Iran's parliamentary election this month may not have provided the political earthquake that attracts blanket coverage on the cable news networks, but it did provide several dozen Western correspondents with an increasingly rare window into a country that is much discussed, but poorly understood.
Western pundits and politicians' obsession with Iran's nuclear program and the fading domestic opposition movement has blinded them to some of the most telling signs of shifting attitudes inside Iran. Had they been looking closely, what they might have seen is a proud nation painfully aware of its international isolation, but unwilling to back down in its increasingly dangerous game of chicken with the West.
Of course, most of the journalists who made the long trip to Tehran spent much of their time jumping through hoops. Two days before the election, for example, visiting reporters and representatives of the foreign media were invited to visit Iran's fledgling space program. A trip to the Alborz Space Center, an industrial suburb an hour's drive outside of Tehran, was not why most of these reporters had come -- but passing up the invitation did not seem to be an option.
As the project manager began to describe the successes of Iran's Navid satellite, a domestically produced observer satellite put into orbit last month, there was one problem: No official translator was present. There was supposed to be one, the scientist told us, but he hadn't shown up yet.
After a bit of jostling, one of the English-speaking fixers for a visiting North American reporter made his way to the podium. "I am not a member of Iran's space program, so please do not put that in your reports," he announced. "That would be wrong information that could get me in a lot of trouble with the CIA. I really don't want to be the next Iranian scientist to be assassinated."
After a brief and awkward pause, and once the ensuing laughter had died down, the project manager answered several questions.
"Was this a joint effort with other countries?"
"We asked all other nations with space programs if they'd like to work with us, and none accepted, so we did it ourselves."
"Does this satellite have any military uses?"
"No, as I told you, it's designed to gather weather and other environmental information."
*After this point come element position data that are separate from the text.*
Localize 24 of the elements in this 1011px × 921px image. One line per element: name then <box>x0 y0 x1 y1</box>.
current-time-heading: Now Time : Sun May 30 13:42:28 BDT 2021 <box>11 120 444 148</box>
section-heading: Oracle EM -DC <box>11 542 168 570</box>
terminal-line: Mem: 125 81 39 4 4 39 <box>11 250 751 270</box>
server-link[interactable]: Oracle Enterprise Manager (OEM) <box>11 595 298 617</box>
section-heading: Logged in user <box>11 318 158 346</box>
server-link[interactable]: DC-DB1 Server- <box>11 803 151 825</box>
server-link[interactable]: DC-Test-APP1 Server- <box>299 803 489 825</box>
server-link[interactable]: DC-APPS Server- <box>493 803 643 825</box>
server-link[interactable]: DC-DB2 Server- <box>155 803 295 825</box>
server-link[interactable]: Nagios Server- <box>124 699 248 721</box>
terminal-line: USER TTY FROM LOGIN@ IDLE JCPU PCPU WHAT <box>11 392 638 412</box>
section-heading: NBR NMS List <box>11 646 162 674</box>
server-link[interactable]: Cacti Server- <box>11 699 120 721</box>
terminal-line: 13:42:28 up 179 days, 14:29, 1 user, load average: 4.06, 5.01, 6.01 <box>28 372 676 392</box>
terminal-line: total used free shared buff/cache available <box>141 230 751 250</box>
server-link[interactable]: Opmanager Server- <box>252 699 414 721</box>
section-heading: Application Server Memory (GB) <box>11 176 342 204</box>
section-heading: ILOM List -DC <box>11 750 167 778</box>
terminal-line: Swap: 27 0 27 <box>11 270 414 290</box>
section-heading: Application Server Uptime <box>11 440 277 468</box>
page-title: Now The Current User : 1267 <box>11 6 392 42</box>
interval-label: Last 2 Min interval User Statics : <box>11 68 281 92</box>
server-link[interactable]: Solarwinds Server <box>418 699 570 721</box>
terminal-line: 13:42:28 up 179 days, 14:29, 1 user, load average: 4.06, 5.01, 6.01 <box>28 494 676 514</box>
That seemed a little harder for reporters to believe, but, given the high premium Iranians put on scientific advancement, it should come as no surprise.
In the 20-minute press conference, Iran's growing cynicism and pride in its accomplishments were equally on display. Those points were re-enforced later that evening, at a press conference with Iran's dry but no-nonsense Interior Minister Mostafa-Mohammad Najjar.
Several foreign journalists boldly pointed out that "reformist" and "Green Movement" candidates were missing from the ballots. Not missing a beat, the minister responded that those people, "based on their behavior, had separated themselves from the nation." This election represented a national festival for Iranians, celebrating the "season of harvesting truth from the tree of religious democracy."
If that message wasn't clear, it became even more so the next morning. Guardian Council spokesman Abbas Ali Kadkhodaie, at a press conference, described the prospect of allowing independent international monitors to oversee the election as "insulting to the common sense of Iranian people." That sort of assistance, he said, was only needed "by countries and people who don't own their own destiny" -- unlike Iranians have for the past 33 years. Instead, he offered the Guardian Council's services to any country that needed help overseeing its elections.